Pada prinsipnya, agama bukanlah produk dari kebudayaan tertentu, tetapi ia merupakan sistem keyakinan yang datang dari dimensi gaib dan mewujud dalam berbagai bentuk, seperti doktrin, ajaran-ajaran, kitab suci, tradisi, tempat-tempat suci, dan kebudayaan itu sendiri. Jadi dasar utama dari agama bukanlah budaya, tetapi keyakinan spiritualitas yang bersifat abstrak dan tidak terlihat.
Namun demikian, pada level material agama tidak bisa lepas dari dimensi kebudayaan. Artinya, segala bentuk perwujudan agama dalam konteks sosial kemasyarakatan selalu membutuhkan dimensi budaya agar ia eksis di tengah-tengah masyarakat. Itulah sebabnya, mustahil bagi agama hidup di tengah masyarakat tanpa dibarengi dengan unsur-unsur kebudayaan yang melekat pada agama itu sendiri.
Seperti yang diungkapkan oleh Nasr Hamid Abu Zaid, seorang pembaharu asal Mesir, bahwa Islam bukanlah budaya, tetapi Islam tidak dapat hidup tanpa budaya. Ini mengindikasikan bahwa budaya memang betul-betul hadir dalam praktik keberagamaan masyarakat di manapun mereka berada, bahwa budaya merupakan aspek-aspek lahiriah yang harus menjadi penopang bagi eksisnya suatu agama.
Kadang-kadang, budaya sendiri melahirkan agama. Maksudnya adalah bahwa melalui sebuah produk kebudayaan, lahir semacam keyakinan dan tradisi di suatu masyarakat dan itu dipelihara secara turun-temurun hingga kemudian mewujud menjadi agama. Ada yang kemudian membentuk agama resmi sebagaimana yang kita kenal sekarang, ada yang hanya sekedar tradisi biasa tetapi ia dipertahankan oleh kelompok yang meyakininya. Pada titik ini, agama merupakan produk kebudayaan.

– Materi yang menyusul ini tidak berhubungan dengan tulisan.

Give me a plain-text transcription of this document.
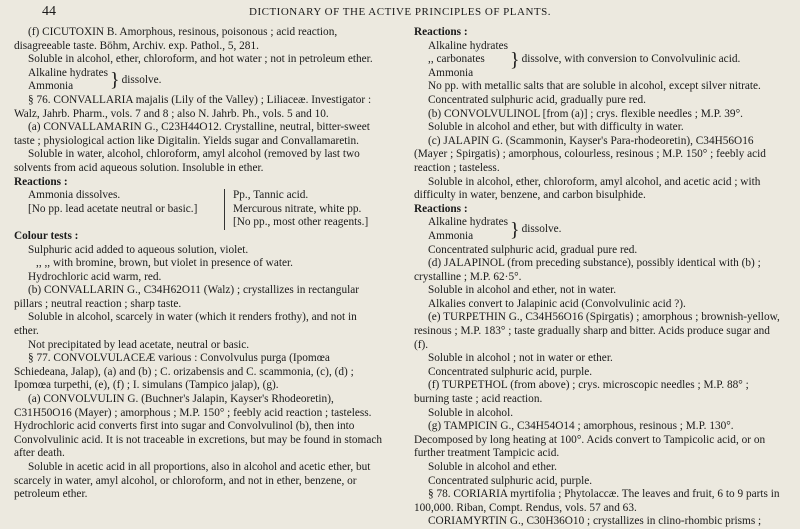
44	DICTIONARY OF THE ACTIVE PRINCIPLES OF PLANTS.

(f) CICUTOXIN B. Amorphous, resinous, poisonous ; acid reaction, disagreeable taste. Böhm, Archiv. exp. Pathol., 5, 281.

Soluble in alcohol, ether, chloroform, and hot water ; not in petroleum ether.

Alkaline hydrates
Ammonia	} dissolve.

§ 76. CONVALLARIA majalis (Lily of the Valley) ; Liliaceæ. Investigator : Walz, Jahrb. Pharm., vols. 7 and 8 ; also N. Jahrb. Ph., vols. 5 and 10.

(a) CONVALLAMARIN G., C23H44O12. Crystalline, neutral, bitter-sweet taste ; physiological action like Digitalin. Yields sugar and Convallamaretin.

Soluble in water, alcohol, chloroform, amyl alcohol (removed by last two solvents from acid aqueous solution. Insoluble in ether.

Reactions :

Ammonia dissolves.
[No pp. lead acetate neutral or basic.]
Pp., Tannic acid.
Mercurous nitrate, white pp.
[No pp., most other reagents.]

Colour tests :

Sulphuric acid added to aqueous solution, violet.

,, ,, with bromine, brown, but violet in presence of water.

Hydrochloric acid warm, red.

(b) CONVALLARIN G., C34H62O11 (Walz) ; crystallizes in rectangular pillars ; neutral reaction ; sharp taste.

Soluble in alcohol, scarcely in water (which it renders frothy), and not in ether.

Not precipitated by lead acetate, neutral or basic.

§ 77. CONVOLVULACEÆ various : Convolvulus purga (Ipomœa Schiedeana, Jalap), (a) and (b) ; C. orizabensis and C. scammonia, (c), (d) ; Ipomœa turpethi, (e), (f) ; I. simulans (Tampico jalap), (g).

(a) CONVOLVULIN G. (Buchner's Jalapin, Kayser's Rhodeoretin), C31H50O16 (Mayer) ; amorphous ; M.P. 150° ; feebly acid reaction ; tasteless. Hydrochloric acid converts first into sugar and Convolvulinol (b), then into Convolvulinic acid. It is not traceable in excretions, but may be found in stomach after death.

Soluble in acetic acid in all proportions, also in alcohol and acetic ether, but scarcely in water, amyl alcohol, or chloroform, and not in ether, benzene, or petroleum ether.

Reactions :

Alkaline hydrates
,, carbonates
Ammonia
} dissolve, with conversion to Convolvulinic acid.

No pp. with metallic salts that are soluble in alcohol, except silver nitrate.

Concentrated sulphuric acid, gradually pure red.

(b) CONVOLVULINOL [from (a)] ; crys. flexible needles ; M.P. 39°.

Soluble in alcohol and ether, but with difficulty in water.

(c) JALAPIN G. (Scammonin, Kayser's Para-rhodeoretin), C34H56O16 (Mayer ; Spirgatis) ; amorphous, colourless, resinous ; M.P. 150° ; feebly acid reaction ; tasteless.

Soluble in alcohol, ether, chloroform, amyl alcohol, and acetic acid ; with difficulty in water, benzene, and carbon bisulphide.

Reactions :

Alkaline hydrates
Ammonia	} dissolve.

Concentrated sulphuric acid, gradual pure red.

(d) JALAPINOL (from preceding substance), possibly identical with (b) ; crystalline ; M.P. 62·5°.

Soluble in alcohol and ether, not in water.

Alkalies convert to Jalapinic acid (Convolvulinic acid ?).

(e) TURPETHIN G., C34H56O16 (Spirgatis) ; amorphous ; brownish-yellow, resinous ; M.P. 183° ; taste gradually sharp and bitter. Acids produce sugar and (f).

Soluble in alcohol ; not in water or ether.

Concentrated sulphuric acid, purple.

(f) TURPETHOL (from above) ; crys. microscopic needles ; M.P. 88° ; burning taste ; acid reaction.

Soluble in alcohol.

(g) TAMPICIN G., C34H54O14 ; amorphous, resinous ; M.P. 130°. Decomposed by long heating at 100°. Acids convert to Tampicolic acid, or on further treatment Tampicic acid.

Soluble in alcohol and ether.

Concentrated sulphuric acid, purple.

§ 78. CORIARIA myrtifolia ; Phytolaccæ. The leaves and fruit, 6 to 9 parts in 100,000. Riban, Compt. Rendus, vols. 57 and 63.

CORIAMYRTIN G., C30H36O10 ; crystallizes in clino-rhombic prisms ;
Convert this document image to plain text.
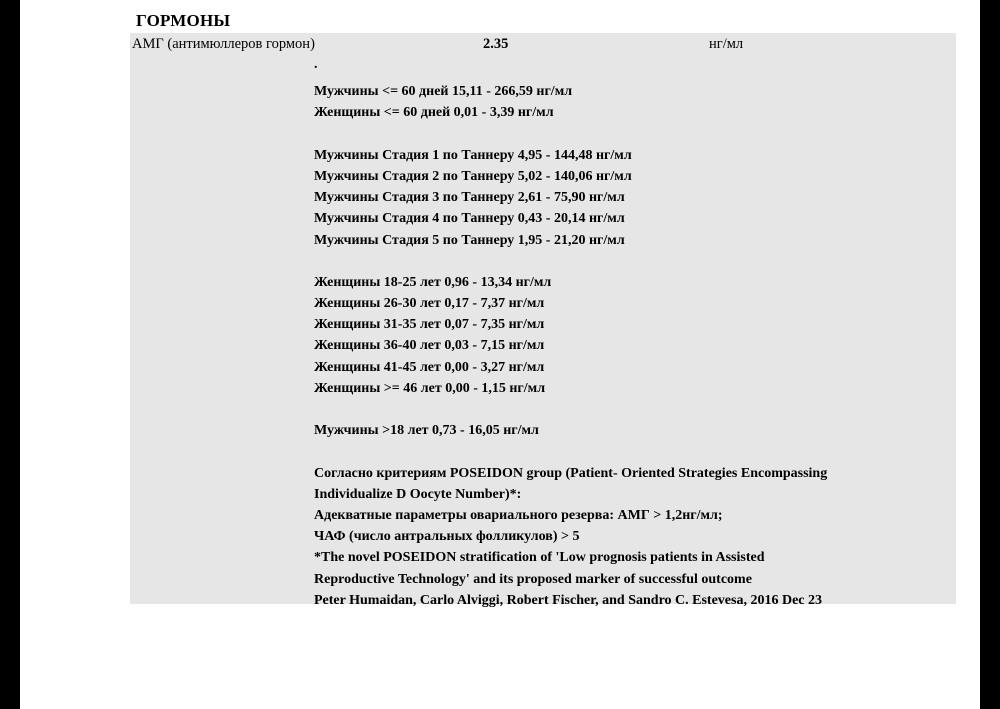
ГОРМОНЫ
АМГ (антимюллеров гормон)	2.35	нг/мл
.
Мужчины <= 60 дней 15,11 - 266,59 нг/мл
Женщины <= 60 дней 0,01 - 3,39 нг/мл
Мужчины Стадия 1 по Таннеру 4,95 - 144,48 нг/мл
Мужчины Стадия 2 по Таннеру 5,02 - 140,06 нг/мл
Мужчины Стадия 3 по Таннеру 2,61 - 75,90 нг/мл
Мужчины Стадия 4 по Таннеру 0,43 - 20,14 нг/мл
Мужчины Стадия 5 по Таннеру 1,95 - 21,20 нг/мл
Женщины 18-25 лет 0,96 - 13,34 нг/мл
Женщины 26-30 лет 0,17 - 7,37 нг/мл
Женщины 31-35 лет 0,07 - 7,35 нг/мл
Женщины 36-40 лет 0,03 - 7,15 нг/мл
Женщины 41-45 лет 0,00 - 3,27 нг/мл
Женщины >= 46 лет 0,00 - 1,15 нг/мл
Мужчины >18 лет 0,73 - 16,05 нг/мл
Согласно критериям POSEIDON group (Patient- Oriented Strategies Encompassing
Individualize D Oocyte Number)*:
Адекватные параметры овариального резерва: АМГ > 1,2нг/мл;
ЧАФ (число антральных фолликулов) > 5
*The novel POSEIDON stratification of 'Low prognosis patients in Assisted
Reproductive Technology' and its proposed marker of successful outcome
Peter Humaidan, Carlo Alviggi, Robert Fischer, and Sandro C. Estevesa, 2016 Dec 23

Tetapi di sisi lain, ada pula agama melahirkan budaya. Sebagai sebuah keyakinan yang memiliki doktrin normatif, agama kemudian dipraktikkan oleh penganutnya sehingga lama kelamaan ia membentuk sebuah kebudayaan tertentu yang khas bercorak agama tersebut. Misalnya ada budaya Islami, Kristiani, Budhis, dan masih banyak lagi. Kebudayaan-kebudayaan itu adalah anak kandung dari agama yang melahirkannya, ia lahir bersamaan dengan praktik-praktik amaliah keagamaan tersebut.
Dalam kajian akademis, agama bisa dilihat melalui dua aspek, yakni aspek normatif dan aspek historis. Pada aspek normatif, agama dipahami sebagai sistem iman yang ditopang oleh kitab suci dan ajaran-ajaran tertentu. Dalam konteks ini, agama berada pada level abstrak dan hanya benar ketika menghadirkan sebuah keyakinan. Artinya, keimanan itulah yang bisa menjustifikasi kebenaran yang diyakininya. Pada titik ini, agama tidak bisa diverifikasi kebenarannya bahkan oleh orang yang meyakini agama tersebut.
Sementara pada aspek historis, agama dilihat sebagai fenomena yang hadir pada kurun sejarah tertentu. Agama adalah produk dari sejarah umat manusia yang aspek-aspek sosiologis dan antropologisnya bisa dikaji secara ilmiah. Artinya bisa dibuktikan kebenarannya secara historis. Pada titik inilah, kita bisa memahami fakta-fakta tentang agama yang dianut oleh seseorang. Dan, melalui aspek inilah agama bisa dikaji oleh siapapun yang ingin mengkajinya terpelas apakah agama itu benar atau salah secara teologis.
Melalui kajian historis ini, perspektif tentang agama menjadi sangat kaya dan multiperspektif. Agama bisa menjadi seperangkat pengetahuan yang bisa dikaji oleh siapa saja dan kapan saja karena ia tidak terikat oleh norma-norma agama yang bersifat doktrinal. Melalui kajian ini juga, para peneliti mulai mengungkap khazanah kekayaan budaya agama tersebut. Dengan kata lain, agama dipahami sebagai seperangkat pengetahuan yang bisa dikaji kebenarannya pada level historis.
Seringkali, kemajuan dari suatu peradaban berangkat dari dimensi historisitas agama, artinya melalui praktik agama yang melebur langsung dengan dimensi kebudayaan manusia, maka ia berkembang menjadi agama peradaban yang bisa membentuk paradigma pengetahuan, baik oleh penganutnya maupun orang-orang dari luar. Sementara agama pada sisi normatif biasanya bersifat tetap dan tidak mengalami perubahan.